To monitor Gitaly Cluster (Praefect), you can use these Prometheus metrics. There are two separate metrics
endpoints from which metrics can be scraped:

- The default `/metrics` endpoint.
- `/db_metrics`, which contains metrics that require database queries.

### Default Prometheus `/metrics` endpoint

The following metrics are available from the `/metrics` endpoint:

- `gitaly_praefect_read_distribution`, a counter to track [distribution of reads](index.md#distributed-reads).
  It has two labels:

  - `virtual_storage`.
  - `storage`.

  They reflect configuration defined for this instance of Praefect.

- `gitaly_praefect_replication_latency_bucket`, a histogram measuring the amount of time it takes
  for replication to complete after the replication job starts. Available in GitLab 12.10 and later.
- `gitaly_praefect_replication_delay_bucket`, a histogram measuring how much time passes between
  when the replication job is created and when it starts. Available in GitLab 12.10 and later.
- `gitaly_praefect_node_latency_bucket`, a histogram measuring the latency in Gitaly returning
  health check information to Praefect. This indicates Praefect connection saturation. Available in
  GitLab 12.10 and later.
- `gitaly_praefect_connections_total`, the total number of connections to Praefect. [Introduced](https://gitlab.com/gitlab-org/gitaly/-/merge_requests/4220) in GitLab 14.7.

To monitor [strong consistency](index.md#strong-consistency), you can use the following Prometheus metrics:

- `gitaly_praefect_transactions_total`, the number of transactions created and voted on.
- `gitaly_praefect_subtransactions_per_transaction_total`, the number of times nodes cast a vote for
  a single transaction. This can happen multiple times if multiple references are getting updated in
  a single transaction.
- `gitaly_praefect_voters_per_transaction_total`: the number of Gitaly nodes taking part in a
  transaction.
- `gitaly_praefect_transactions_delay_seconds`, the server-side delay introduced by waiting for the
  transaction to be committed.
- `gitaly_hook_transaction_voting_delay_seconds`, the client-side delay introduced by waiting for
  the transaction to be committed.

To monitor the number of repositories that have no healthy, up-to-date replicas:

- `gitaly_praefect_unavailable_repositories`

To monitor [repository verification](praefect.md#repository-verification), use the following Prometheus metrics:

- `gitaly_praefect_verification_queue_depth`, the total number of replicas pending verification. This
  metric is scraped from the database and is only available when Prometheus is scraping the database metrics.
- `gitaly_praefect_verification_jobs_dequeued_total`, the number of verification jobs picked up by the
  worker.
- `gitaly_praefect_verification_jobs_completed_total`, the number of verification jobs completed by the
  worker. The `result` label indicates the end result of the jobs:
  - `valid` indicates the expected replica existed on the storage.
  - `invalid` indicates the replica expected to exist did not exist on the storage.
  - `error` indicates the job failed and has to be retried.
- `gitaly_praefect_stale_verification_leases_released_total`, the number of stale verification leases
  released.

You can also monitor the [Praefect logs](../logs/index.md#praefect-logs).

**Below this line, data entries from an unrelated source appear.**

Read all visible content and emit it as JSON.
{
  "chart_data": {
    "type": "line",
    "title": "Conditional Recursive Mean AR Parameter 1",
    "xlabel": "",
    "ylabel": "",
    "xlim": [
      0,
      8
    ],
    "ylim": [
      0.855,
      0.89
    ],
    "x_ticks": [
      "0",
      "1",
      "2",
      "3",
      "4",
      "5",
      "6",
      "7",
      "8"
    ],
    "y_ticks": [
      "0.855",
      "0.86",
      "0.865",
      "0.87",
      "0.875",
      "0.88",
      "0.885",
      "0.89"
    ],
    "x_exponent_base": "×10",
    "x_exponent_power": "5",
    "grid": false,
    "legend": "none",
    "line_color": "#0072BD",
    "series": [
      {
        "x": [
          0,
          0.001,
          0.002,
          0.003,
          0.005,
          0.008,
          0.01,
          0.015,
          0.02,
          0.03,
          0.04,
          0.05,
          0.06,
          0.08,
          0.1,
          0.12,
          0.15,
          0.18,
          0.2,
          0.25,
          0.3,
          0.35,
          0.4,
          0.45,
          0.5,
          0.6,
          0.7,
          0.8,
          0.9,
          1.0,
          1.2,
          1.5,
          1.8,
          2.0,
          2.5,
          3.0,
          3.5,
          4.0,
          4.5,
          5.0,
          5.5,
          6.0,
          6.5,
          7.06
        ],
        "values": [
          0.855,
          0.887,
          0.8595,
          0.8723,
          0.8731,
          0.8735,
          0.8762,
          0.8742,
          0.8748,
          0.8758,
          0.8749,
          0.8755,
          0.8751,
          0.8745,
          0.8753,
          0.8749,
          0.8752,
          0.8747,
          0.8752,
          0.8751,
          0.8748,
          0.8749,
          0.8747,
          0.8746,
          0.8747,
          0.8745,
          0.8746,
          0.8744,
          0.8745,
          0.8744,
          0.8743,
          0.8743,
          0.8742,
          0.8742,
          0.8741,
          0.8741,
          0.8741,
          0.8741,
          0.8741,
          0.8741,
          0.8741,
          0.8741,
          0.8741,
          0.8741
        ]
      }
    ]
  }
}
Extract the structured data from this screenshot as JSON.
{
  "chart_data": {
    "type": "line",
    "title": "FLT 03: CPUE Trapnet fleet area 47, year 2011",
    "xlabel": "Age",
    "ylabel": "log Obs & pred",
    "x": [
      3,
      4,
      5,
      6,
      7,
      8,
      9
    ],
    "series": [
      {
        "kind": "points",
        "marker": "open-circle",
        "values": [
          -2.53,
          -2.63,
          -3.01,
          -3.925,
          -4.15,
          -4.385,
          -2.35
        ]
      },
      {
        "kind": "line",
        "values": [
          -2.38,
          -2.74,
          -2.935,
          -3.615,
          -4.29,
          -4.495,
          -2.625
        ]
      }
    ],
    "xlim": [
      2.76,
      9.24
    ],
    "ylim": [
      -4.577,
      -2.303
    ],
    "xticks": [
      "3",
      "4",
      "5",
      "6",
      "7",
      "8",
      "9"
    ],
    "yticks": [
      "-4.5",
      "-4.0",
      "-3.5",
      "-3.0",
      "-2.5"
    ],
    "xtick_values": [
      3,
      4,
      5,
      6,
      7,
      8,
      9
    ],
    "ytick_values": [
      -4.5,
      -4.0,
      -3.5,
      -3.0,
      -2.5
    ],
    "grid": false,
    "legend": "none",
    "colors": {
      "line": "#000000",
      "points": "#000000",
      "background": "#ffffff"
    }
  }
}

### Database metrics `/db_metrics` endpoint

> [Introduced](https://gitlab.com/gitlab-org/gitaly/-/issues/3286) in GitLab 14.5.

The following metrics are available from the `/db_metrics` endpoint:

- `gitaly_praefect_unavailable_repositories`, the number of repositories that have no healthy, up to date replicas.
- `gitaly_praefect_read_only_repositories`, the number of repositories in read-only mode in a virtual storage.
  This metric is available for backwards compatibility reasons. `gitaly_praefect_unavailable_repositories` is more
  accurate.
- `gitaly_praefect_replication_queue_depth`, the number of jobs in the replication queue.